The first issue falls open to a two-page spread. Dr. Eleven stands on dark rocks overlooking an indigo sea at twilight. Small boats move between islands, wind turbines spinning on the horizon. He holds his fedora in his hand. A small white animal stands by his side. (Several of the older Symphony members have confirmed that this animal is a dog, but it isn’t like any dog Kirsten’s ever seen. Its name is Luli. It looks like a cross between a fox and a cloud.) A line of text across the bottom of the frame: ‘I stood looking over my damaged home and tried to forget the sweetness of life on Earth.’
Kirsten does not – cannot – remember anything from the year of wandering between when she and her brother left their suburban Toronto home (her parents never came back from wherever they were when the epidemic hit) and when they ended up in a settlement in what had been Ohio. She remembers little from before the collapse – not her home address nor her mother’s face – but she does remember with absolute clarity the man who gave her the comics, and how he fell in front of her on stage, how she sat in the shadows, forgotten, as the frantic attempts were made to revive him, and how the unknown man from the audience who had first responded came and sat with her once the paramedics had taken over, calming her, until her wrangler finally remembered to come get her. Now, when the Traveling Symphony comes across an abandoned house that might still hold something useful, she scours it for gossip magazines in the off chance one of them will have a photo of that actor, Arthur, from before he died. She has found a few. Glossy reminders of her past, anchoring her to what was.
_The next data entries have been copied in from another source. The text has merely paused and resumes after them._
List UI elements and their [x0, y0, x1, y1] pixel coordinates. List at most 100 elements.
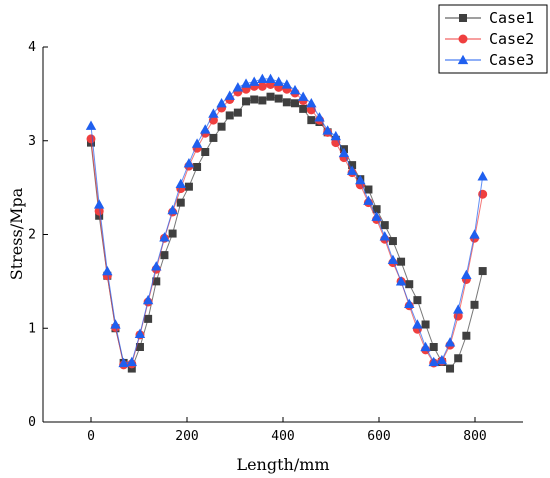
data-point-case3-13 — [191, 138, 203, 148]
data-point-case3-22 — [265, 73, 276, 84]
data-point-case1-45 — [454, 354, 463, 363]
data-point-case3-35 — [371, 211, 382, 221]
data-point-case3-6 — [134, 328, 146, 339]
data-point-case3-24 — [281, 79, 293, 89]
data-point-case3-7 — [142, 294, 154, 305]
data-point-case3-29 — [322, 125, 333, 135]
x-tick-label-4: 800 — [463, 429, 486, 444]
data-point-case1-11 — [176, 198, 185, 207]
data-point-case3-11 — [175, 178, 186, 189]
data-point-case1-34 — [364, 185, 373, 194]
data-point-case3-21 — [257, 73, 268, 84]
data-point-case3-28 — [314, 112, 325, 122]
data-point-case1-12 — [184, 182, 193, 191]
data-point-case1-47 — [470, 300, 479, 309]
legend-label-case3: Case3 — [489, 51, 534, 69]
data-point-case3-31 — [338, 147, 350, 158]
y-tick-label-1: 1 — [28, 321, 36, 336]
data-point-case1-39 — [405, 280, 414, 289]
data-point-case3-48 — [477, 171, 488, 181]
data-point-case3-30 — [330, 130, 341, 141]
data-point-case3-17 — [224, 90, 235, 100]
data-point-case3-9 — [159, 232, 170, 242]
data-point-case3-32 — [346, 165, 358, 175]
legend-item-case1: Case1 — [445, 9, 534, 27]
data-point-case3-27 — [306, 98, 317, 108]
data-point-case1-24 — [282, 98, 291, 107]
legend-label-case1: Case1 — [489, 9, 534, 27]
data-point-case1-36 — [380, 221, 389, 230]
x-axis-title: Length/mm — [236, 455, 329, 474]
data-point-case3-45 — [453, 304, 464, 314]
data-point-case1-41 — [421, 320, 430, 329]
y-tick-label-3: 3 — [28, 134, 36, 149]
data-point-case1-7 — [144, 314, 153, 323]
y-tick-label-2: 2 — [28, 228, 36, 243]
data-point-case3-43 — [436, 354, 448, 365]
data-point-case1-27 — [307, 116, 316, 125]
data-point-case3-41 — [420, 341, 431, 352]
data-point-case3-3 — [110, 319, 121, 329]
data-point-case1-22 — [266, 92, 275, 101]
data-point-case3-10 — [167, 204, 178, 215]
data-point-case1-1 — [95, 211, 104, 220]
data-point-case1-32 — [348, 161, 357, 170]
data-point-case3-26 — [297, 91, 309, 101]
data-point-case1-26 — [299, 104, 308, 113]
data-point-case1-13 — [193, 163, 202, 171]
x-tick-label-1: 200 — [175, 429, 198, 444]
data-point-case3-20 — [249, 76, 260, 86]
data-point-case1-5 — [127, 364, 136, 373]
data-point-case1-19 — [242, 97, 251, 106]
y-axis-title: Stress/Mpa — [7, 187, 26, 280]
data-point-case3-4 — [118, 357, 129, 368]
data-point-case1-38 — [397, 257, 406, 266]
x-tick-label-0: 0 — [87, 429, 95, 444]
data-point-case3-46 — [461, 269, 472, 279]
data-point-case1-10 — [168, 229, 177, 238]
data-point-case1-37 — [388, 237, 397, 246]
data-point-case3-44 — [444, 337, 456, 347]
data-point-case1-35 — [372, 205, 381, 214]
data-point-case2-1 — [94, 206, 104, 216]
data-point-case2-0 — [86, 134, 96, 144]
data-point-case3-0 — [85, 120, 97, 130]
data-point-case3-37 — [387, 254, 399, 264]
series-layer — [85, 73, 488, 373]
data-point-case3-34 — [363, 195, 374, 205]
data-point-case3-42 — [428, 356, 439, 367]
data-point-case3-40 — [412, 319, 423, 329]
data-point-case2-21 — [257, 81, 267, 91]
data-point-case3-33 — [355, 174, 366, 185]
data-point-case3-1 — [93, 199, 105, 209]
data-point-case1-20 — [250, 95, 259, 104]
data-point-case3-36 — [379, 231, 390, 241]
x-tick-label-2: 400 — [271, 429, 294, 444]
data-point-case1-23 — [274, 94, 283, 103]
data-point-case1-44 — [446, 364, 455, 373]
legend-marker-case2 — [458, 34, 468, 44]
data-point-case3-25 — [289, 84, 301, 95]
data-point-case1-46 — [462, 331, 471, 340]
axis-layer: 0 200 400 600 800 0 1 2 3 4 — [28, 40, 523, 444]
data-point-case3-18 — [232, 82, 244, 92]
data-point-case1-40 — [413, 296, 422, 305]
data-point-case1-16 — [217, 122, 226, 131]
y-tick-label-4: 4 — [28, 40, 36, 55]
data-point-case1-18 — [233, 108, 242, 117]
data-point-case1-14 — [201, 148, 210, 156]
data-point-case1-21 — [258, 96, 267, 105]
legend-item-case3: Case3 — [445, 51, 534, 69]
data-point-case1-25 — [291, 99, 299, 108]
legend-item-case2: Case2 — [445, 30, 534, 48]
x-tick-label-3: 600 — [367, 429, 390, 444]
data-point-case3-14 — [200, 124, 211, 134]
data-point-case1-17 — [225, 111, 234, 120]
legend-marker-case3 — [457, 54, 469, 65]
y-tick-label-0: 0 — [28, 415, 36, 430]
data-point-case3-8 — [151, 261, 162, 271]
data-point-case3-5 — [126, 356, 137, 367]
data-point-case3-38 — [395, 276, 407, 286]
data-point-case3-47 — [469, 229, 480, 239]
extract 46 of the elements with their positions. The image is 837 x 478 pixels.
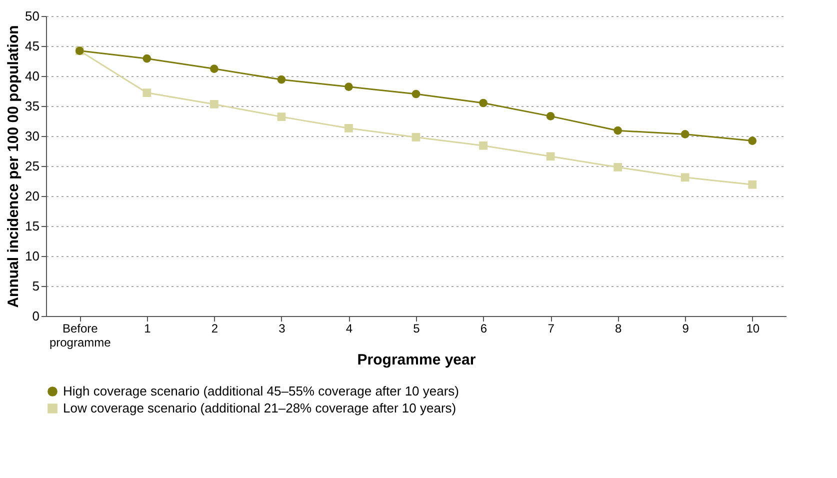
- point: [412, 133, 420, 142]
- y-tick-label: 20: [25, 188, 40, 204]
- point: [680, 130, 690, 138]
- x-tick-label: 9: [682, 322, 690, 336]
- x-tick-label: 5: [413, 322, 420, 336]
- y-tick-label: 35: [25, 98, 40, 114]
- x-tick-label: 6: [480, 322, 488, 336]
- point: [479, 98, 488, 108]
- point: [748, 136, 757, 145]
- point: [277, 75, 286, 84]
- point: [277, 112, 286, 121]
- point: [748, 180, 757, 189]
- x-tick-label: 1: [144, 322, 152, 336]
- point: [546, 112, 555, 120]
- y-tick-label: 0: [32, 308, 40, 324]
- point: [210, 100, 218, 108]
- x-tick-label: 4: [346, 322, 353, 336]
- point: [344, 82, 353, 91]
- y-axis-title: Annual incidence per 100 00 population: [5, 25, 22, 308]
- y-tick-label: 25: [25, 158, 40, 174]
- point: [614, 163, 622, 172]
- x-tick-label: 7: [548, 322, 555, 336]
- y-tick-label: 50: [25, 8, 40, 24]
- point: [142, 88, 152, 97]
- point: [344, 124, 353, 132]
- point: [412, 90, 420, 98]
- x-tick-label: 3: [278, 322, 286, 336]
- point: [614, 126, 622, 135]
- x-tick-label: 8: [614, 322, 622, 336]
- x-tick-label: 2: [211, 322, 218, 336]
- point: [479, 141, 488, 150]
- y-tick-label: 15: [25, 218, 40, 234]
- legend-label: Low coverage scenario (additional 21–28% coverage after 10 years): [63, 400, 456, 416]
- point: [546, 152, 555, 161]
- y-tick-label: 40: [25, 68, 40, 84]
- x-axis-title: Programme year: [357, 352, 476, 368]
- legend-label: High coverage scenario (additional 45–55% coverage after 10 years): [63, 384, 460, 398]
- point: [680, 173, 690, 182]
- point: [210, 64, 218, 73]
- y-tick-label: 10: [25, 248, 40, 264]
- x-tick-label: 10: [746, 322, 760, 336]
- point: [142, 54, 152, 63]
- x-tick-label: Before programme: [49, 322, 112, 350]
- y-tick-label: 30: [25, 128, 40, 144]
- y-tick-label: 45: [25, 38, 40, 54]
- y-tick-label: 5: [32, 278, 40, 294]
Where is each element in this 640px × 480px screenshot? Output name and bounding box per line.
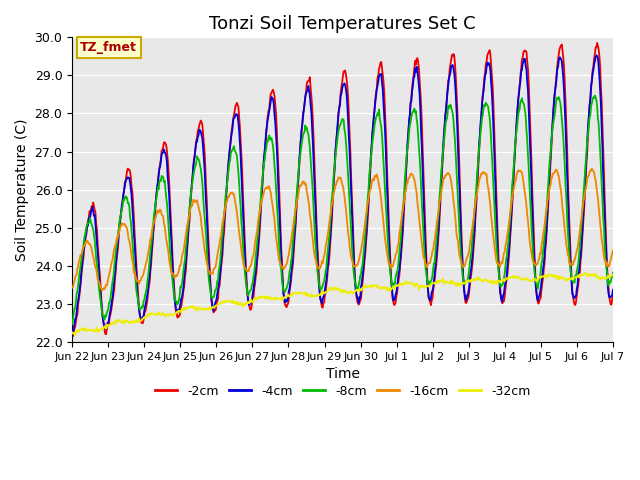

Back and forth in time. Memories made, memories lost. Yet ripples of those memories remain. Some survivors desperately work to retain those memories, others actively seek to lose them, to forget, or to shape them. For some the memories overwhelm them and twist them into something far, far removed from what they were. For so many, the memories fade, and perhaps that is for the best. Children who were born after the cataclysm grow bored and restless when their elders talk of what things were like before. Some find too much dwelling on the past upsetting. When is it right to let go? At what point is it better to let go, to change where our gaze falls? I stood looking over my damaged home and tried to forget the sweetness of life on Earth.
It’s a fascinating premise, deftly woven by a skilled author. It’s understandable that Station Eleven is a bestseller and is one of five finalists for the National Book Award. To build an intriguing novel about the world ending not with a bang or a whimper, but perhaps with a sigh, is brave. This is one journey into that unknown that you won’t want to miss.